“Video games” is a very broad term since it just means a game played on an electronic device through a video. Kinda like how a game can be D&D or football but the two have very little in common. Some games are all about doing stuff while the story is unimportant while others are interactive stories.
@Maria Ramirez; Pretentiousness is not synonymous with intellectual. Also, it's a game, we want something more stimulating than 'push forward and occasionally hit a button'. It can be as artistic as it wants, you AT LEAST need as much as a visual novel with options that mean something to be a game.
What is even "intellectually challenging" about it? It's quite a standard "the hero starts beaten and humble, grows up and improves, ends up saving the world and even obtaining omnipotence but then gives it up for unclear reasons" story. So very innovative, much challenging.
"Senua returns in this brutal journey of survival through the Psychological Horror, Mythology and Story Roch Torment that is Viking Iceland."
I didn't like the look of the first game. So I'm giving this one a hard pass.
I am very open about my distaste for games without little gameplay. Of course, people may play anything they want, but I'll skip it.

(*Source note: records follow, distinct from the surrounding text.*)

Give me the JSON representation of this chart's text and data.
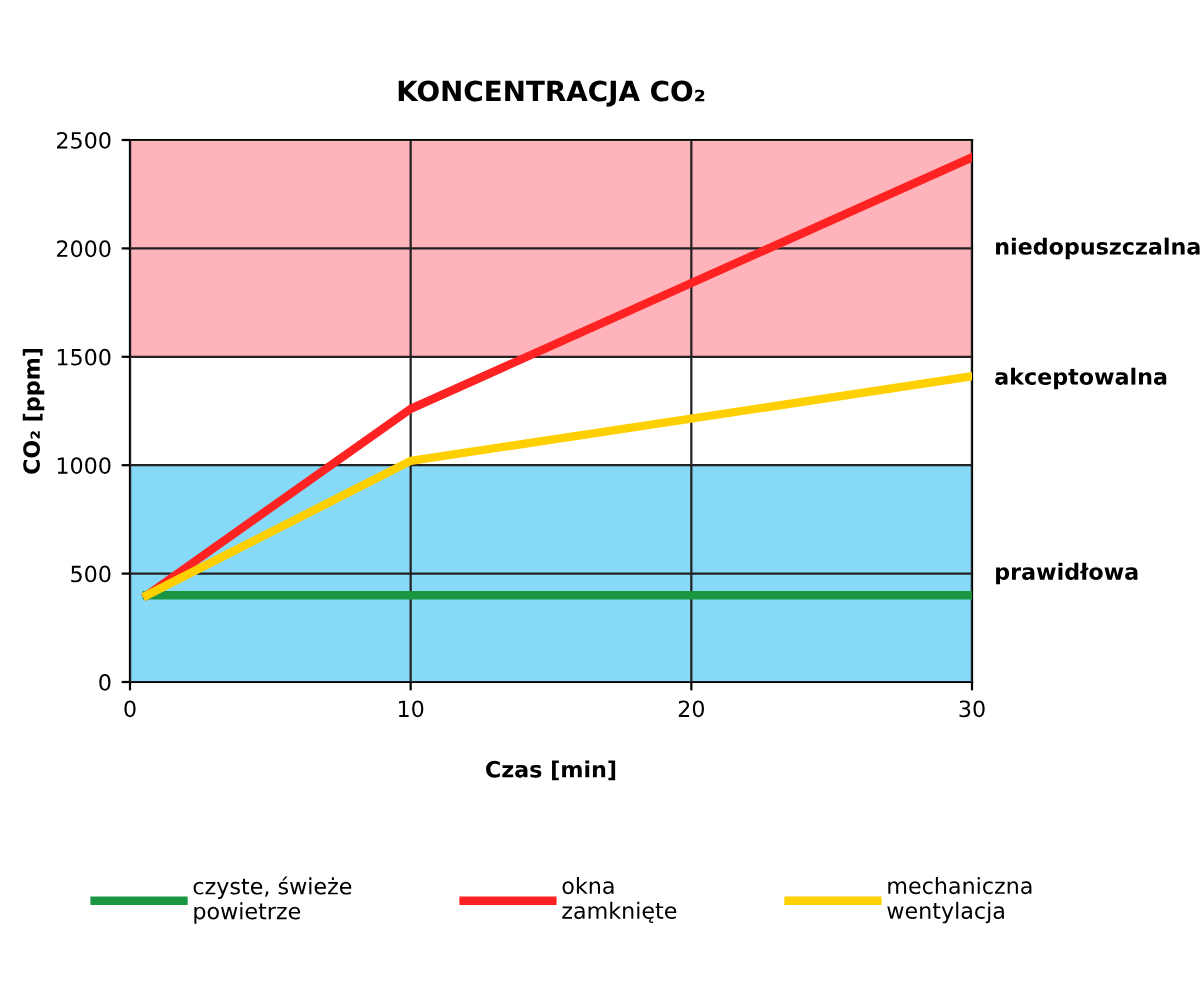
{
  "chart_data": {
    "type": "line",
    "title": "KONCENTRACJA CO₂",
    "xlabel": "Czas [min]",
    "ylabel": "CO₂ [ppm]",
    "xlim": [
      0,
      30
    ],
    "xticks": [
      0,
      10,
      20,
      30
    ],
    "ylim": [
      0,
      2500
    ],
    "yticks": [
      0,
      500,
      1000,
      1500,
      2000,
      2500
    ],
    "grid": true,
    "legend": "bottom",
    "series": [
      {
        "name": "czyste, świeże\npowietrze",
        "color": "#1a9641",
        "x": [
          0.6,
          10,
          30
        ],
        "values": [
          400,
          400,
          400
        ]
      },
      {
        "name": "okna\nzamknięte",
        "color": "#ff2222",
        "x": [
          0.6,
          10,
          30
        ],
        "values": [
          400,
          1260,
          2420
        ]
      },
      {
        "name": "mechaniczna\nwentylacja",
        "color": "#ffd000",
        "x": [
          0.6,
          10,
          30
        ],
        "values": [
          400,
          1020,
          1410
        ]
      }
    ],
    "annotations": [
      {
        "text": "akceptowalna",
        "x": 30,
        "y": 1400
      }
    ],
    "bands": [
      {
        "axis": "y",
        "from": 1500,
        "to": 2500,
        "label": "niedopuszczalna",
        "color": "#ffb3ba"
      },
      {
        "axis": "y",
        "from": 0,
        "to": 1000,
        "label": "prawidłowa",
        "color": "#86d9f7"
      }
    ]
  }
}
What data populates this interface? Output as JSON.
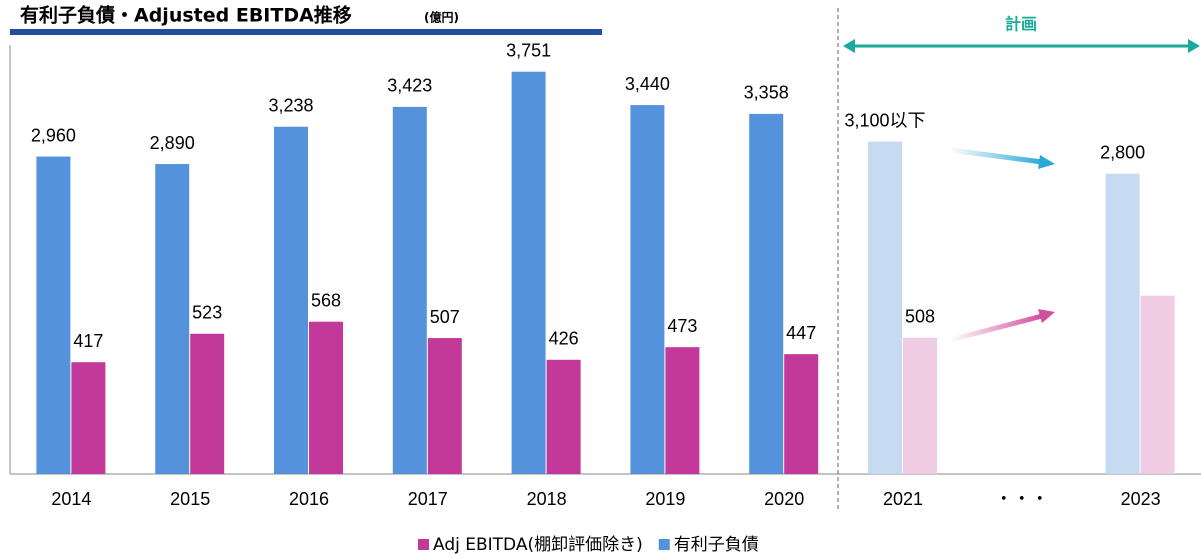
{
  "chart_data": {
    "type": "bar",
    "title": "有利子負債・Adjusted EBITDA推移",
    "subtitle": "(億円)",
    "annotation": "計画",
    "categories": [
      "2014",
      "2015",
      "2016",
      "2017",
      "2018",
      "2019",
      "2020",
      "2021",
      "・・・",
      "2023"
    ],
    "series": [
      {
        "name": "Adj EBITDA(棚卸評価除き)",
        "color": "#c2399a",
        "axis": "y2",
        "colors": [
          "#c2399a",
          "#c2399a",
          "#c2399a",
          "#c2399a",
          "#c2399a",
          "#c2399a",
          "#c2399a",
          "#f0cde4",
          null,
          "#f0cde4"
        ],
        "values": [
          417,
          523,
          568,
          507,
          426,
          473,
          447,
          508,
          null,
          665
        ],
        "value_labels": [
          "417",
          "523",
          "568",
          "507",
          "426",
          "473",
          "447",
          "508",
          null,
          null
        ]
      },
      {
        "name": "有利子負債",
        "color": "#5592dc",
        "colors": [
          "#5592dc",
          "#5592dc",
          "#5592dc",
          "#5592dc",
          "#5592dc",
          "#5592dc",
          "#5592dc",
          "#c6daf2",
          null,
          "#c6daf2"
        ],
        "values": [
          2960,
          2890,
          3238,
          3423,
          3751,
          3440,
          3358,
          3100,
          null,
          2800
        ],
        "value_labels": [
          "2,960",
          "2,890",
          "3,238",
          "3,423",
          "3,751",
          "3,440",
          "3,358",
          "3,100以下",
          null,
          "2,800"
        ]
      }
    ],
    "ylim": [
      0,
      4000
    ],
    "y2lim": [
      0,
      1600
    ],
    "legend": "bottom"
  }
}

Imagine a chess player being asked to watch a cutscene every time a knight moves, or read a novel about the White Kingdom and being called "dumb" if he refuses.
Maria Ramirez
7 months ago
This strip is an example of a weird pattern I’ve noticed in this comic. It’s Jo’s strange aversion to intellectually challenging art. Like if “walking simulators” are too pretentious for you, wait until hear about the movie “My Dinner With Andre”. They mostly just sit!
On the flipside, a game that gives moderate graphics and massive time sink in a sandbox would be Airship: Kingdoms Adrift. I've got 20 hours into it and the game has opened up with a "Do ANYTHING you wanna" with it. From, like, a Single A studio, and half the price. Gameplay trumps graphics, man.